The operational implication: in InnoDB, recovery time includes the undo phase, which can be significant if a long-running uncommitted transaction modified many rows. PostgreSQL’s MVCC approach means undo is lazy — the dead rows persist and are cleaned up by vacuum later, trading immediate undo cost for deferred cleanup cost.

In Practice

PostgreSQL’s documented recovery model confirms that crash recovery replays WAL records from the last checkpoint. The time to recover is bounded by checkpoint_timeout (default: 5 minutes) and how aggressively the database was writing past the checkpoint.
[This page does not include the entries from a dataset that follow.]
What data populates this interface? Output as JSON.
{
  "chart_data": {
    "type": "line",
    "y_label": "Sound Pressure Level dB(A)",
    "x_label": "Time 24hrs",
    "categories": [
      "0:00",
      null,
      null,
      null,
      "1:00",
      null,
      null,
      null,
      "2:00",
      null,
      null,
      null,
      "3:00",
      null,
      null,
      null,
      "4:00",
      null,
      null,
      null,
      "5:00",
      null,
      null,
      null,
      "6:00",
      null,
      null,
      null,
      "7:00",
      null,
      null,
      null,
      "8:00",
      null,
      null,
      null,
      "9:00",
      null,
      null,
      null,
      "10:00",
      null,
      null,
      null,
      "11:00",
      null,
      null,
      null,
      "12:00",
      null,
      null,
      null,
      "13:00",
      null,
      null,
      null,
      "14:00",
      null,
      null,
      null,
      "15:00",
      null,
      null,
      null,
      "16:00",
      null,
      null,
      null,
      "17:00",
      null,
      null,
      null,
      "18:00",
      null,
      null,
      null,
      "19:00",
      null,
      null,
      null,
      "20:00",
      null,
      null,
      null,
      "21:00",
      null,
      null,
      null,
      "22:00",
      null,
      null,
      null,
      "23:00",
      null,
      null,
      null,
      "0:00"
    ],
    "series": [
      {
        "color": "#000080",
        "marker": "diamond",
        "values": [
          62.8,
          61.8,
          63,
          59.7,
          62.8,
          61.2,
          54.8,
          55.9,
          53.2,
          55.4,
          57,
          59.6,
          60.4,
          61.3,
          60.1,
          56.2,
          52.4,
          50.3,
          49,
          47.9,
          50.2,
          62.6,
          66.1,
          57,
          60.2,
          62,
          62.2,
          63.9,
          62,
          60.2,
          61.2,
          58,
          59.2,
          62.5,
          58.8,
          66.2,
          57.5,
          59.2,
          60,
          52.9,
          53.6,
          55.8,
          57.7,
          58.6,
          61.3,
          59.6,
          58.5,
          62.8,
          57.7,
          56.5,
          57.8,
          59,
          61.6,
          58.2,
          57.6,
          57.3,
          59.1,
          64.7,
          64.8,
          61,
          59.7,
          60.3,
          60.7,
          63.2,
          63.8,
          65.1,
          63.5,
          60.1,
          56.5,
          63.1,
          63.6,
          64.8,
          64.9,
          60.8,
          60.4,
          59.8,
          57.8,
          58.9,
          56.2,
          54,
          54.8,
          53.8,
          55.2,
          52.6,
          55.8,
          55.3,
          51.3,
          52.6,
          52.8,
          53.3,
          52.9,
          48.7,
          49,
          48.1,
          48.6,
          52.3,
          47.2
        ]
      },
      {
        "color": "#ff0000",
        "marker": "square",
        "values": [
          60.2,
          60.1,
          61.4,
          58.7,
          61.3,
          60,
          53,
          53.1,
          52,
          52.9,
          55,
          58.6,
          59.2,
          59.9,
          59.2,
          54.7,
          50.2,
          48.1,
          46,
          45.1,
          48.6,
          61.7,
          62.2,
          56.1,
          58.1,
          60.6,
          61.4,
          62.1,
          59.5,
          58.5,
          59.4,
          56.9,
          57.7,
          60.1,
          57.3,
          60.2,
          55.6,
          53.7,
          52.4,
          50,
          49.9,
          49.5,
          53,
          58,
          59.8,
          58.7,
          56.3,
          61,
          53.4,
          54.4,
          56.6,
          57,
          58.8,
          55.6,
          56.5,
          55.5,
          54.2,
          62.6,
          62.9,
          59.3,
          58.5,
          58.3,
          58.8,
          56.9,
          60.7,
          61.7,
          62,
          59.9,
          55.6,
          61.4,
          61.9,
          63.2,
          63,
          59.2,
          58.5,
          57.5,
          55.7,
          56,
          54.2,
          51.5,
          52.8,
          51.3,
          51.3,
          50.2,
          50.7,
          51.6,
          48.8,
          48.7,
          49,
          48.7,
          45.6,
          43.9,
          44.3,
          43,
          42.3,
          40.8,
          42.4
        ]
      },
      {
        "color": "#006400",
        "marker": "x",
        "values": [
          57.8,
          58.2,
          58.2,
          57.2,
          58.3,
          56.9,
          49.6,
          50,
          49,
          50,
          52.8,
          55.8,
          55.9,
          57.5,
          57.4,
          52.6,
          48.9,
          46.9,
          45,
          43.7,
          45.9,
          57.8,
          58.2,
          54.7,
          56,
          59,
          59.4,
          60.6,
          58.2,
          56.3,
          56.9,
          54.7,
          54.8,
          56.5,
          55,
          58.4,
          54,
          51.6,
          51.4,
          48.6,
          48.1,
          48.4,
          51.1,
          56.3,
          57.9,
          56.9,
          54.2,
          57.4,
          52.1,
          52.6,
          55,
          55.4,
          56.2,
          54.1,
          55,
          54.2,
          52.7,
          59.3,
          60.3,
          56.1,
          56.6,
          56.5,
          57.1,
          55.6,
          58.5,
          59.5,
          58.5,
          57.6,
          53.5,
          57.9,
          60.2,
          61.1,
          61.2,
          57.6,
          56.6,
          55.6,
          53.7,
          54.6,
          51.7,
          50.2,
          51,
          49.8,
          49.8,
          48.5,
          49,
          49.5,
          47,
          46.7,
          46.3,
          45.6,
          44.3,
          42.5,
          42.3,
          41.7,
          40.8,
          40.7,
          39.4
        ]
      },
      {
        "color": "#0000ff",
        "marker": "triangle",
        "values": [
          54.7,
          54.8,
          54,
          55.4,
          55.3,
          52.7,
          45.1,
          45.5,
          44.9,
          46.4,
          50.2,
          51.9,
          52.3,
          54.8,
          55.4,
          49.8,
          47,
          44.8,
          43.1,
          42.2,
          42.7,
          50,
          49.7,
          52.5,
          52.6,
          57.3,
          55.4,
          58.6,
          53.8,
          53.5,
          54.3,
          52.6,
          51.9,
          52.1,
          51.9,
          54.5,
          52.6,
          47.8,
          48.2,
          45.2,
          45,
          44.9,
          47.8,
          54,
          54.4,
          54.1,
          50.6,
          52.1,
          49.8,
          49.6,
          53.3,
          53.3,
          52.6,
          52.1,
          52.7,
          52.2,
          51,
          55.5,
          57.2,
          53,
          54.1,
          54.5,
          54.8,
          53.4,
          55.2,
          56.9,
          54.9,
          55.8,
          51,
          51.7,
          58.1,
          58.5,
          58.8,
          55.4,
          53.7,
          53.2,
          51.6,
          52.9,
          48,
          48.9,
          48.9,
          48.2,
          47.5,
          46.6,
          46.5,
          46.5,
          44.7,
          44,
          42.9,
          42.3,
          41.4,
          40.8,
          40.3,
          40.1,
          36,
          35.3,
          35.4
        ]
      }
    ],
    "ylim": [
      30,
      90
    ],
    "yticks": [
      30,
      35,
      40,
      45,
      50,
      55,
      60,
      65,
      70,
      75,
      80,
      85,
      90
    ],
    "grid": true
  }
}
Oracle’s documented recovery model uses a dedicated undo tablespace where before-images are stored for rollback; the undo tablespace must be sized for the longest running uncommitted transaction.

Where It Breaks

FailureCauseFix
Crash recovery takes 20+ minutesLong checkpoint interval; heavy WAL generation past last checkpointLower checkpoint_timeout; ensure checkpoints complete before the next starts
InnoDB recovery stuck on undoLarge uncommitted transaction at time of crashCannot be accelerated; undo must complete before DB opens
PostgreSQL bloat after crashUncommitted dead tuples not cleaned upNormal — autovacuum will reclaim after recovery; no action needed

What to Do Next

  • Problem: Long crash recovery is almost always a checkpoint tuning problem — the database is redoing too much WAL because checkpoints were too infrequent.
  • Solution: Set checkpoint_timeout to 5 minutes or less; monitor pg_stat_bgwriter.checkpoints_timed vs checkpoints_req to confirm checkpoints complete on schedule.
  • Proof: After tuning, crash recovery tests in staging should complete in under 2 minutes for typical OLTP loads.
  • Action: Check your current checkpoint_timeout and calculate the worst-case redo window: SHOW checkpoint_timeout; SELECT pg_size_pretty(pg_wal_lsn_diff(pg_current_wal_lsn(), '0/0')); — this bounds your maximum recovery time.